A loving mother and loyal wife, Eleanor struggles with the decisions Edward makes, especially when she discovers some of what he has kept hidden from her since they first met. With a potential knighthood on the cards, Edward ploughs on with the work he truly believes in. Eleanor starts to question all she had once viewed as certain – the sanctity of marriage and family, the efficacy of her husband’s research, the dehumanising of the ill and the poor – and must make some difficult choices.
I had some familiarity with the eugenics movement in England but this tale opened up just how prevalent such thinking became throughout the western world at the time, especially within circles of power and philanthropy. What is most chilling is how it still lingers, even after what is now known of the genocide in Nazi Germany. The current state of affairs in America makes this horrifically relevant.

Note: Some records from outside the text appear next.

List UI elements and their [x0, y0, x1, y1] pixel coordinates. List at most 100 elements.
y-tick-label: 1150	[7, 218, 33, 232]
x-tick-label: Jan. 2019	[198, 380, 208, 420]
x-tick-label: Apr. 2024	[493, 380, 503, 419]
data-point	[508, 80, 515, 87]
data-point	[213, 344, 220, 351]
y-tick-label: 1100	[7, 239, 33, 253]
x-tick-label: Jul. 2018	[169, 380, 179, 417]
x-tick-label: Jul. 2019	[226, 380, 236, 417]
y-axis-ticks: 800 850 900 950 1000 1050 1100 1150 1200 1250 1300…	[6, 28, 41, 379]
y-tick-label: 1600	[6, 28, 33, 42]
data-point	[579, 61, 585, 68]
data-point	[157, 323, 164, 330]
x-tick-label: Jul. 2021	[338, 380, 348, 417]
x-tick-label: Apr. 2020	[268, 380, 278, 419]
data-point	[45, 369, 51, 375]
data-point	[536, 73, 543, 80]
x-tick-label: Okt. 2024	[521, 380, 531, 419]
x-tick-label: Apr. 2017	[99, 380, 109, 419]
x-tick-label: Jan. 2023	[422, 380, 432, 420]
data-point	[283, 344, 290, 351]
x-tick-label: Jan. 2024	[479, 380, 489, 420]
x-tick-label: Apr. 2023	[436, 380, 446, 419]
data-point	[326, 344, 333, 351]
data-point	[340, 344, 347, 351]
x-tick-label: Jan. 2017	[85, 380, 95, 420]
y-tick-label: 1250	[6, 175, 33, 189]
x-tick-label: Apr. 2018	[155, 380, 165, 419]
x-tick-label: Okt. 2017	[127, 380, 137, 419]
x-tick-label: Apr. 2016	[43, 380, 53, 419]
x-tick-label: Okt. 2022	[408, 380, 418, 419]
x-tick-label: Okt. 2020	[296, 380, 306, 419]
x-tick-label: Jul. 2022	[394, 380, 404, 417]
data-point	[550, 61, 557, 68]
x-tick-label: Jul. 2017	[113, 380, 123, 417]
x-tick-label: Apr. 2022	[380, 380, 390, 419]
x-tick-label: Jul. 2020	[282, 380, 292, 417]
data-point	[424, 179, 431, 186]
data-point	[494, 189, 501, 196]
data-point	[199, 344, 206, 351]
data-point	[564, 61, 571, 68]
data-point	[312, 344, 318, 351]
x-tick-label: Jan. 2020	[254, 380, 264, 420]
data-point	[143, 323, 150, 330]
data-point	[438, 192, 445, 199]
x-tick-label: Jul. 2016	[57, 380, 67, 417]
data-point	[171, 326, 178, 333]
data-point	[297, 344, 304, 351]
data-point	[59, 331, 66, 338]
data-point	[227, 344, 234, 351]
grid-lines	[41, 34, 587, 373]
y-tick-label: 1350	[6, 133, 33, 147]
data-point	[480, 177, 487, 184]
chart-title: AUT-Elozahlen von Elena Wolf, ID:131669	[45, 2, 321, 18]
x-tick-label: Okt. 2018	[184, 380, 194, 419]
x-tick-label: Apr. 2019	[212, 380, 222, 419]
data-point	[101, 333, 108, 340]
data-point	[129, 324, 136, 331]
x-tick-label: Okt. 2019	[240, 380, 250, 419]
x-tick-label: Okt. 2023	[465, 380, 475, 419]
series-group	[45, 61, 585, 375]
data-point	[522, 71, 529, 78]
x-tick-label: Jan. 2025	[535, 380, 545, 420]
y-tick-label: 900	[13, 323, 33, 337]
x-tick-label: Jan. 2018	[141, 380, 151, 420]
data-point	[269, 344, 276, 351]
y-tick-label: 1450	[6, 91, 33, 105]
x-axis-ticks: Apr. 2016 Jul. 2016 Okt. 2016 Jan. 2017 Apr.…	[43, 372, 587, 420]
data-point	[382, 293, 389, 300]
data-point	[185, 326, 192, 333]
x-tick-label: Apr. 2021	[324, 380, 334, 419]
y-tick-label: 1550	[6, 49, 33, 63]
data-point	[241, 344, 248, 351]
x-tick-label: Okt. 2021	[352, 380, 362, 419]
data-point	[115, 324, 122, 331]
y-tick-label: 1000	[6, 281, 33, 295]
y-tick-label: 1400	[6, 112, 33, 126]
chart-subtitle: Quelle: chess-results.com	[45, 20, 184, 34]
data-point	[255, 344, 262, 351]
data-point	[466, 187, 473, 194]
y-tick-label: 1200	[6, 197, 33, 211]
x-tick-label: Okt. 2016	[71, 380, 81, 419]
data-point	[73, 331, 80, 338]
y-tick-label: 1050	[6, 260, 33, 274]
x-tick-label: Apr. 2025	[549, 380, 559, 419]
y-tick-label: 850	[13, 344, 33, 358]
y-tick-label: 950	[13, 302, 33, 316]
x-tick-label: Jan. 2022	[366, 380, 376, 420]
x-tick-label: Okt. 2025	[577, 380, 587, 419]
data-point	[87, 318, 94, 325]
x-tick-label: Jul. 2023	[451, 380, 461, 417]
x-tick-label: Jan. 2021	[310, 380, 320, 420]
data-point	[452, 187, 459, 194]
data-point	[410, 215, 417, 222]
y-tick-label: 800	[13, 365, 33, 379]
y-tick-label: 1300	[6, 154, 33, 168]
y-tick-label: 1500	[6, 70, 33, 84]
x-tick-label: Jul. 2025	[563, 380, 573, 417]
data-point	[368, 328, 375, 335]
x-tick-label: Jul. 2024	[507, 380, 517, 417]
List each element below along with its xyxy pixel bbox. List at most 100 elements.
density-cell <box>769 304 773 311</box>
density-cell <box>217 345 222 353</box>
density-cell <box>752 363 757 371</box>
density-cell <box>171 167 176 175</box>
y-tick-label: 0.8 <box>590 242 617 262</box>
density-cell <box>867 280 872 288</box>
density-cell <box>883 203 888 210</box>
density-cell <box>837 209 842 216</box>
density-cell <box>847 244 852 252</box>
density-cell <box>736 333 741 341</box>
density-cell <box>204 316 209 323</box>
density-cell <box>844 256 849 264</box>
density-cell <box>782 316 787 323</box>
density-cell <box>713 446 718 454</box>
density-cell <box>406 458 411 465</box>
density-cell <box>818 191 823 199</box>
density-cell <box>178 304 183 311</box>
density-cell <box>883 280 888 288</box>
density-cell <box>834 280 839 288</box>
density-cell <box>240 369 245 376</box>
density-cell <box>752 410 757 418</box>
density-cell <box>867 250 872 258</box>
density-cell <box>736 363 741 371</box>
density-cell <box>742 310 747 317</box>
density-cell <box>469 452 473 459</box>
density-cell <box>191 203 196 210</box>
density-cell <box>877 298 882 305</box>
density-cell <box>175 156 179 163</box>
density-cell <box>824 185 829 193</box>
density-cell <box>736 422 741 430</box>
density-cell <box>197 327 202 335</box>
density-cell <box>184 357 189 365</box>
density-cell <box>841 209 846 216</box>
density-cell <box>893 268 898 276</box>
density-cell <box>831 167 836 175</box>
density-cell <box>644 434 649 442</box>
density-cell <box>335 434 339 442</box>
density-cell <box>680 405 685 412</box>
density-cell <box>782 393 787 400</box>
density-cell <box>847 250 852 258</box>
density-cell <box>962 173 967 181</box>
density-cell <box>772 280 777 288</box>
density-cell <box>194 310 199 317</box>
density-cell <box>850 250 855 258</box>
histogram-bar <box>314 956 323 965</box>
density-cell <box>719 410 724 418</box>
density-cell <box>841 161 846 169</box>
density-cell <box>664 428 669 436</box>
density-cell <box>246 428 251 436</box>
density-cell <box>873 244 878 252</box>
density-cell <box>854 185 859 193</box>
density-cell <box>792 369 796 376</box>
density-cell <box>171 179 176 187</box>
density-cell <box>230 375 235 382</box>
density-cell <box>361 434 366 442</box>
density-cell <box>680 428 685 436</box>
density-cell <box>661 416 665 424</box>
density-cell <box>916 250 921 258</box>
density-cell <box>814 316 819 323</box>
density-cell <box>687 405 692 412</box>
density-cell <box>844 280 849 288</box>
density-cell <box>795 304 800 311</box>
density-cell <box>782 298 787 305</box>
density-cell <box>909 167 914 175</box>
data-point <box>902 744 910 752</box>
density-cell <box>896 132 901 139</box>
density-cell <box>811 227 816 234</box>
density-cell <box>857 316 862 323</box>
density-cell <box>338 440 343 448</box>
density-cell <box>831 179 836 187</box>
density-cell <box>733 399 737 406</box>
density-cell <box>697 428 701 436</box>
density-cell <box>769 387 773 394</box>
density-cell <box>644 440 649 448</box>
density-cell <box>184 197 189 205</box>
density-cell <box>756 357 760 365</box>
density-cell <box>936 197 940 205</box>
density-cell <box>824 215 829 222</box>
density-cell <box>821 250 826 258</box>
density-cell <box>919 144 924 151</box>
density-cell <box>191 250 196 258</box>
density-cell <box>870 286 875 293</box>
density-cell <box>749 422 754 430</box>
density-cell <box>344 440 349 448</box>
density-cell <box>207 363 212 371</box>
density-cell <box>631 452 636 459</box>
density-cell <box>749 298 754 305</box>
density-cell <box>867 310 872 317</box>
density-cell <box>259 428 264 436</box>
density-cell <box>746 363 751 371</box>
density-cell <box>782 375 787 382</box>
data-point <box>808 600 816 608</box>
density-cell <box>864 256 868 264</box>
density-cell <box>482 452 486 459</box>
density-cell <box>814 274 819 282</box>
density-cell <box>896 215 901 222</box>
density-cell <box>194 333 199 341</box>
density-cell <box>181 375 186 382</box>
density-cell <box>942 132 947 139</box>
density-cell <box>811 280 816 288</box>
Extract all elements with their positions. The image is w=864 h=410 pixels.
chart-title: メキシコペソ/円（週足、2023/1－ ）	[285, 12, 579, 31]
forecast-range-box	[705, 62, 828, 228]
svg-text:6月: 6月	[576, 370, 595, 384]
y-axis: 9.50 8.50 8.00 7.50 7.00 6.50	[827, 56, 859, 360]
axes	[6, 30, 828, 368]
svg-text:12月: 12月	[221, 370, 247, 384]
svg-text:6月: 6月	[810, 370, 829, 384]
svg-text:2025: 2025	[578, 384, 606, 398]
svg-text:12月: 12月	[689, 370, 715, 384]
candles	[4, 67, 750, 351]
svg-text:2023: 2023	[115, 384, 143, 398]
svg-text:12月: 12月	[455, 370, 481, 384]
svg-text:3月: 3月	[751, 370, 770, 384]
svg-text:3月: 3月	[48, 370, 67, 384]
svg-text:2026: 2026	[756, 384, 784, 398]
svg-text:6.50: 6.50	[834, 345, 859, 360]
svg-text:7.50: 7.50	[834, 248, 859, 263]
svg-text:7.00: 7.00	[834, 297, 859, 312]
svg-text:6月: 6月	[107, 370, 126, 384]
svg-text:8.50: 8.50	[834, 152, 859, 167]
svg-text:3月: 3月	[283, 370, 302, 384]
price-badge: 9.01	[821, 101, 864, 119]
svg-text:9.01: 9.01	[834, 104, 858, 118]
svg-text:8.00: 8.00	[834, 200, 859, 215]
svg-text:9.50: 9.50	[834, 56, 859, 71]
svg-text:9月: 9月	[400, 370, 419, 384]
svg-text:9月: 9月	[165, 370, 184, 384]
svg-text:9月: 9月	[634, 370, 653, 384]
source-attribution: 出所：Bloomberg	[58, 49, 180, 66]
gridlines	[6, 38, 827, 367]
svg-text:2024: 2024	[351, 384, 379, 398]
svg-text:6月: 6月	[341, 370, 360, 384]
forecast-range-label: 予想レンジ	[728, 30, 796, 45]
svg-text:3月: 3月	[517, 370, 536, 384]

A story, then, of a privileged family but one that digs deeper than much historical fiction. It is all the more effective for avoiding polemic and politics, presenting behaviours as perfectly normal during the time it is set. Although engaging and easy to read, it asks difficult questions around even the well intentioned plans for societal improvement – the effectiveness of state interventions and how this may be measured. Eleanor and Edward trusted the experts without considering fully how scientific knowledge is constantly changing, how research is skewed to ‘prove’ desired outcomes.
Much may have changed in the past century but the prejudices that drove the eugenics movement sadly remain. Fiction such as this has the potential to encourage readers to think about issues that do not have clear cut and easy answers, within the framework of a compelling tale.
My copy of this book was provided gratis by the publisher, Head of Zeus.